The Vice President of the Prussian Cultural Heritage Foundation is the permanent representative of the President in all his tasks. He is primarily responsible for dealing with specific fundamental issues and matters of political importance relating to the Foundation as a whole. This often includes representation on committees within and outside the Foundation or on special occasions. In addition, the Vice President is involved in defining strategic goals and further developing the structures of the Foundation and its institutions.

Günther Schauerte, born in Fredeburg in 1954, has been Deputy Director General of the National Museums in Berlin since 2002. After studying Classical Archaeology, Ancient History and Pre- and Early History in Münster, he gained his doctorate in 1983. From 1983, he initially worked at the Rheinisches Landesmuseum Bonn and the Römisch-Germanisches Museum Cologne before moving to the Staatliche Museen zu Berlin as a research assistant in 1986. In 2002, he was appointed Deputy Director General of the National Museums in Berlin.
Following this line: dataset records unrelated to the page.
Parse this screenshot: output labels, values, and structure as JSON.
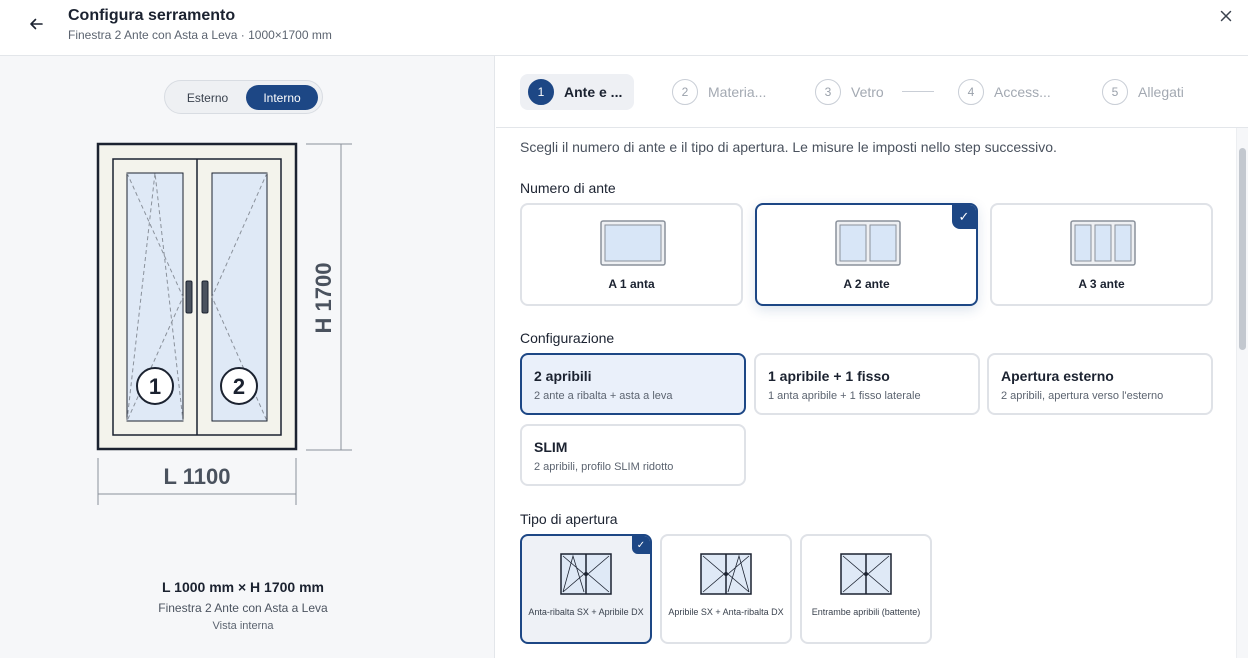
{
  "header": {
    "title": "Configura serramento",
    "subtitle": "Finestra 2 Ante con Asta a Leva · 1000×1700 mm"
  },
  "preview": {
    "toggle": {
      "external": "Esterno",
      "internal": "Interno",
      "selected": "Interno"
    },
    "height_label": "H 1700",
    "width_label": "L 1100",
    "sash_numbers": [
      "1",
      "2"
    ],
    "dimensions_text": "L 1000 mm × H 1700 mm",
    "product_name": "Finestra 2 Ante con Asta a Leva",
    "view_label": "Vista interna"
  },
  "stepper": {
    "steps": [
      {
        "num": "1",
        "label": "Ante e ...",
        "active": true
      },
      {
        "num": "2",
        "label": "Materia...",
        "active": false
      },
      {
        "num": "3",
        "label": "Vetro",
        "active": false
      },
      {
        "num": "4",
        "label": "Access...",
        "active": false
      },
      {
        "num": "5",
        "label": "Allegati",
        "active": false
      }
    ]
  },
  "content": {
    "intro": "Scegli il numero di ante e il tipo di apertura. Le misure le imposti nello step successivo.",
    "ante_section": {
      "label": "Numero di ante",
      "options": [
        {
          "label": "A 1 anta",
          "selected": false
        },
        {
          "label": "A 2 ante",
          "selected": true
        },
        {
          "label": "A 3 ante",
          "selected": false
        }
      ]
    },
    "config_section": {
      "label": "Configurazione",
      "options": [
        {
          "title": "2 apribili",
          "desc": "2 ante a ribalta + asta a leva",
          "selected": true
        },
        {
          "title": "1 apribile + 1 fisso",
          "desc": "1 anta apribile + 1 fisso laterale",
          "selected": false
        },
        {
          "title": "Apertura esterno",
          "desc": "2 apribili, apertura verso l'esterno",
          "selected": false
        },
        {
          "title": "SLIM",
          "desc": "2 apribili, profilo SLIM ridotto",
          "selected": false
        }
      ]
    },
    "tipo_section": {
      "label": "Tipo di apertura",
      "options": [
        {
          "label": "Anta-ribalta SX + Apribile DX",
          "selected": true
        },
        {
          "label": "Apribile SX + Anta-ribalta DX",
          "selected": false
        },
        {
          "label": "Entrambe apribili (battente)",
          "selected": false
        }
      ]
    },
    "check_glyph": "✓"
  },
  "colors": {
    "accent": "#1d4785",
    "glass": "#dfe9f6",
    "frame": "#1b2230",
    "frame_fill": "#f3f3ec"
  }
}
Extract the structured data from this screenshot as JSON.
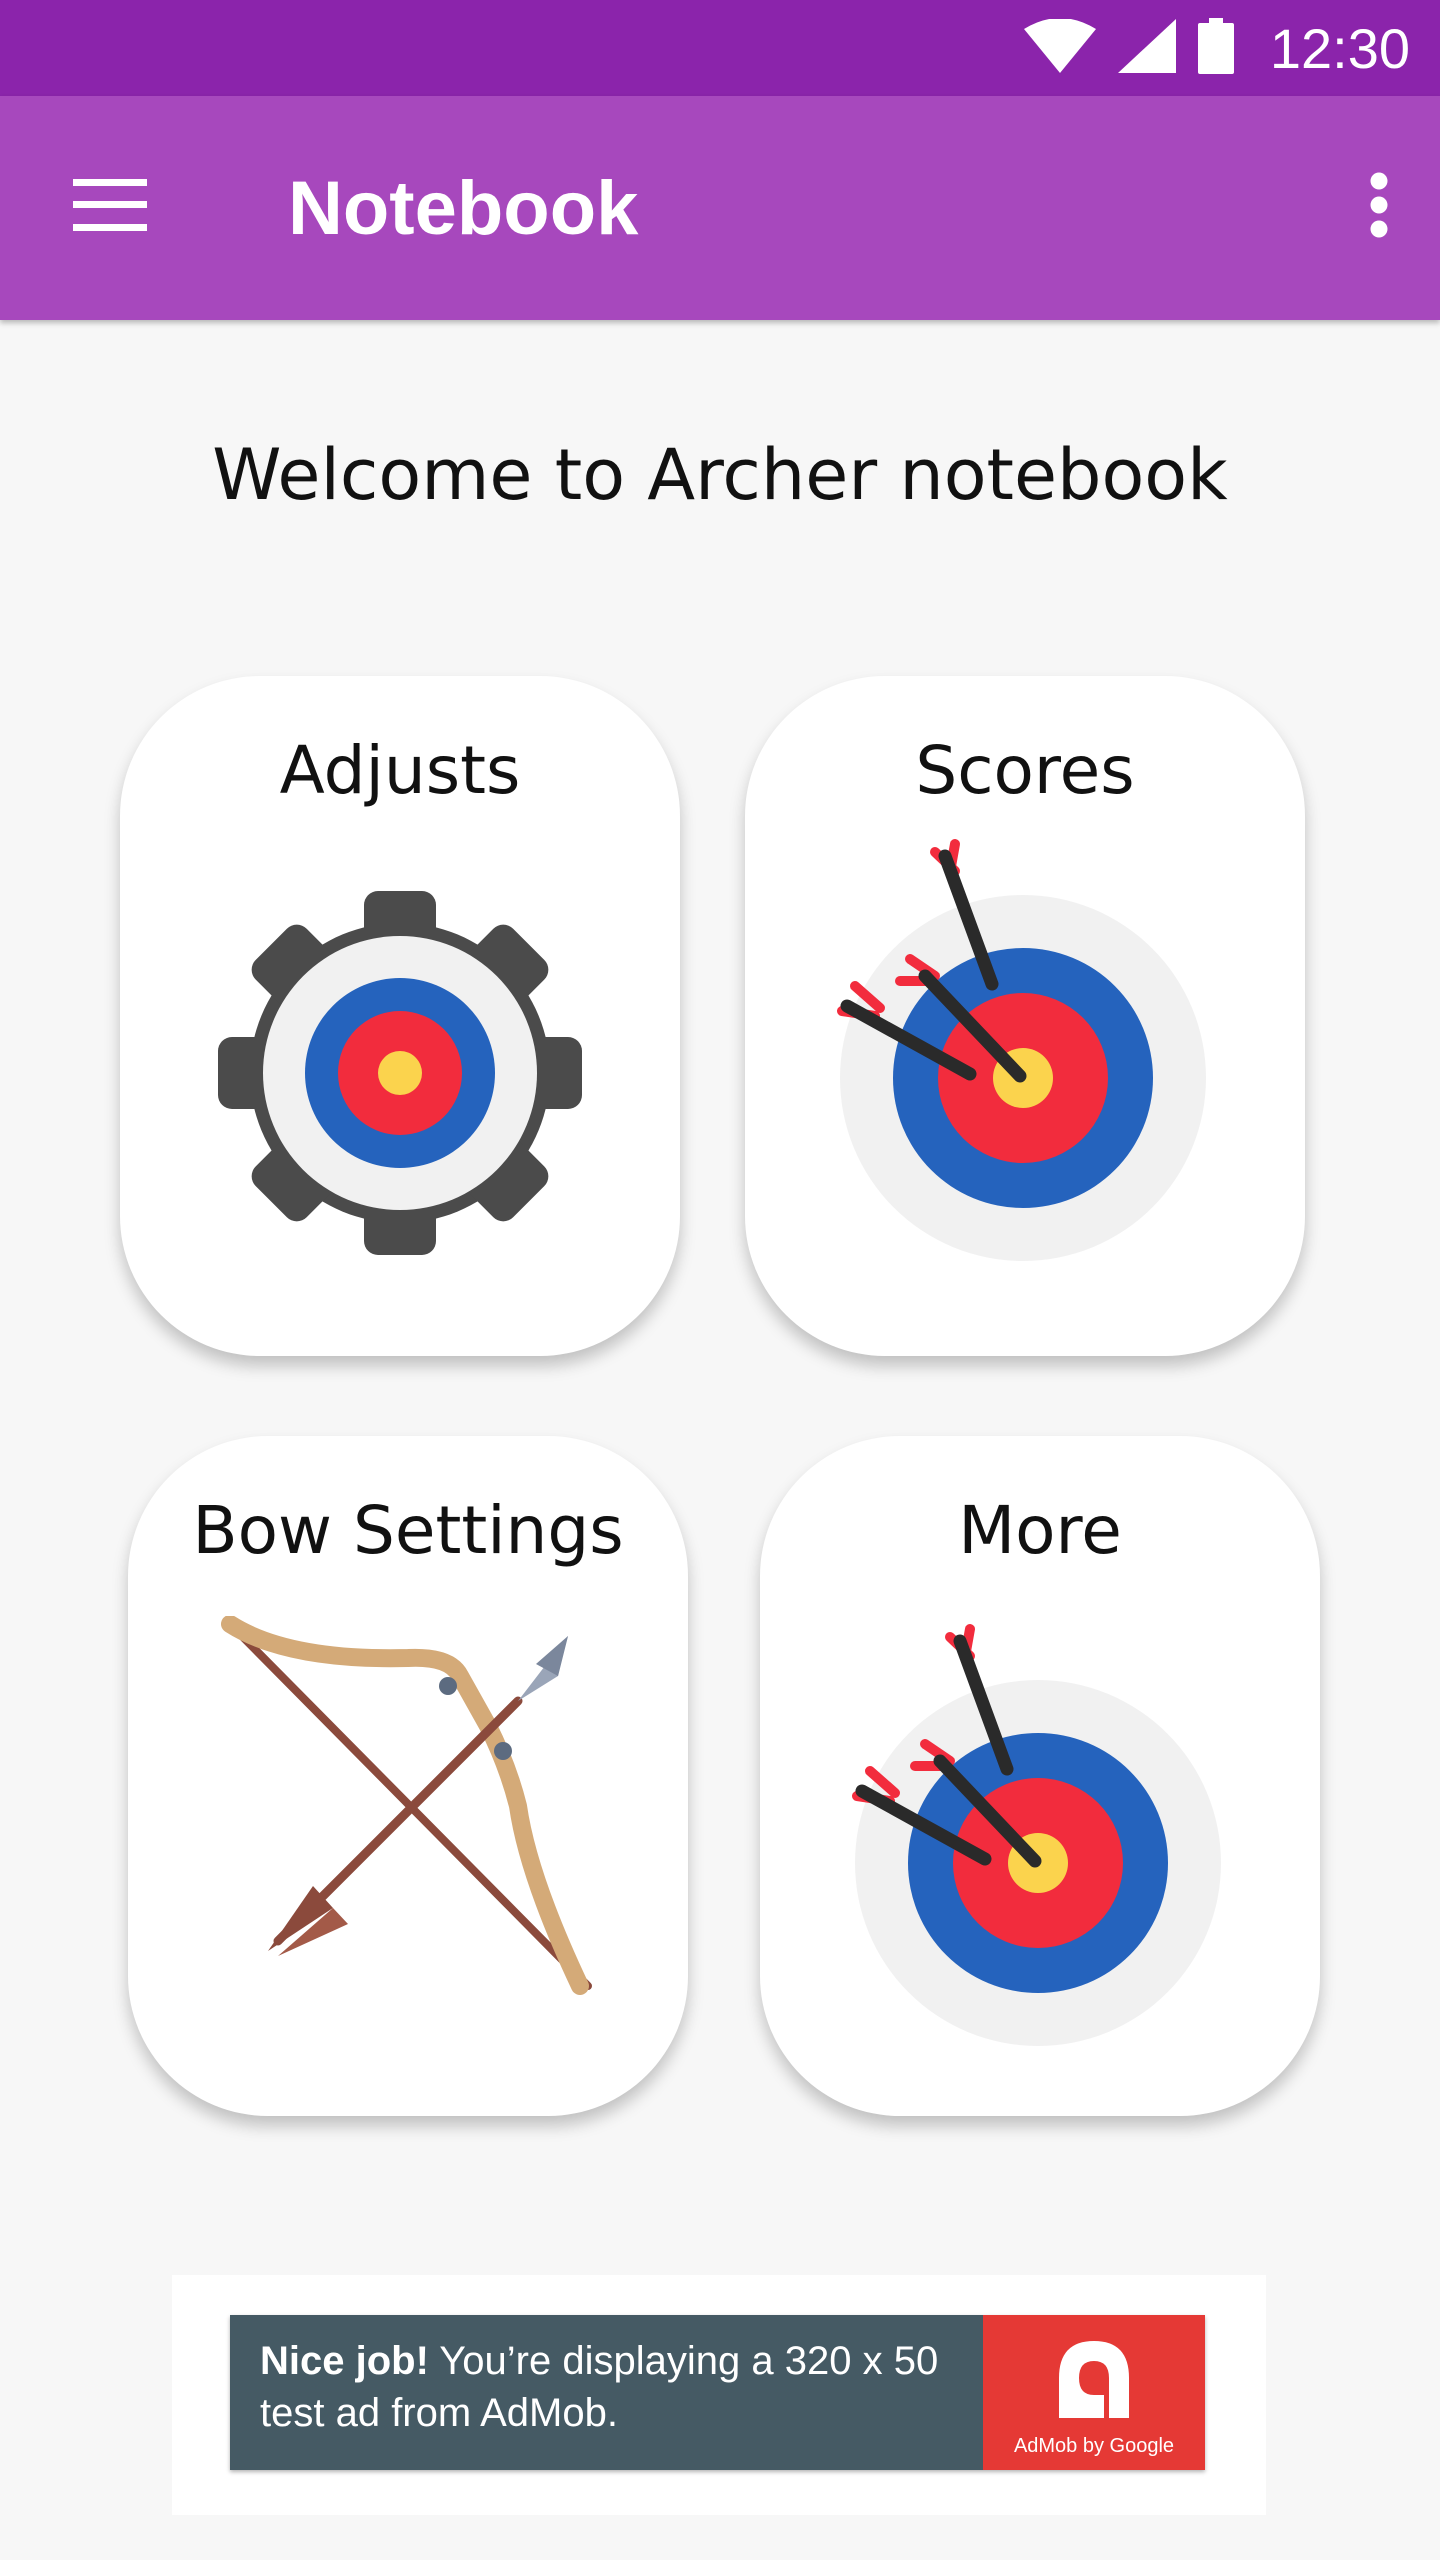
{
  "status_bar": {
    "time": "12:30",
    "icons": [
      "wifi-icon",
      "cell-signal-icon",
      "battery-icon"
    ]
  },
  "app_bar": {
    "title": "Notebook",
    "menu_icon": "hamburger-menu-icon",
    "overflow_icon": "more-vert-icon"
  },
  "welcome": "Welcome to Archer notebook",
  "tiles": [
    {
      "label": "Adjusts",
      "icon": "gear-target-icon"
    },
    {
      "label": "Scores",
      "icon": "target-arrows-icon"
    },
    {
      "label": "Bow Settings",
      "icon": "bow-arrow-icon"
    },
    {
      "label": "More",
      "icon": "target-arrows-icon"
    }
  ],
  "ad": {
    "headline": "Nice job!",
    "body": " You’re displaying a 320 x 50 test ad from AdMob.",
    "logo_caption": "AdMob by Google"
  },
  "colors": {
    "status_bar": "#8b24ab",
    "app_bar": "#a748bd",
    "target_blue": "#2563bd",
    "target_red": "#f22c3d",
    "target_yellow": "#fbd34d",
    "ad_background": "#455a64",
    "ad_logo": "#e53935"
  }
}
The Prussian Cultural Heritage Foundation is one of the largest and most important cultural institutions in the world. Established in 1957, 75 per cent of the foundation is funded by the federal government and 25 per cent by the federal states. The Prussian Cultural Heritage Foundation includes the National Museums in Berlin as well as the Berlin State Library, the Secret State Archives of Prussian Cultural Heritage, the Ibero-American Institute and the State Institute for Music Research with the Museum of Musical Instruments. The Federal Government Commissioner for Culture and the Media, Minister of State Neumann, is Chairman of the Board of Trustees.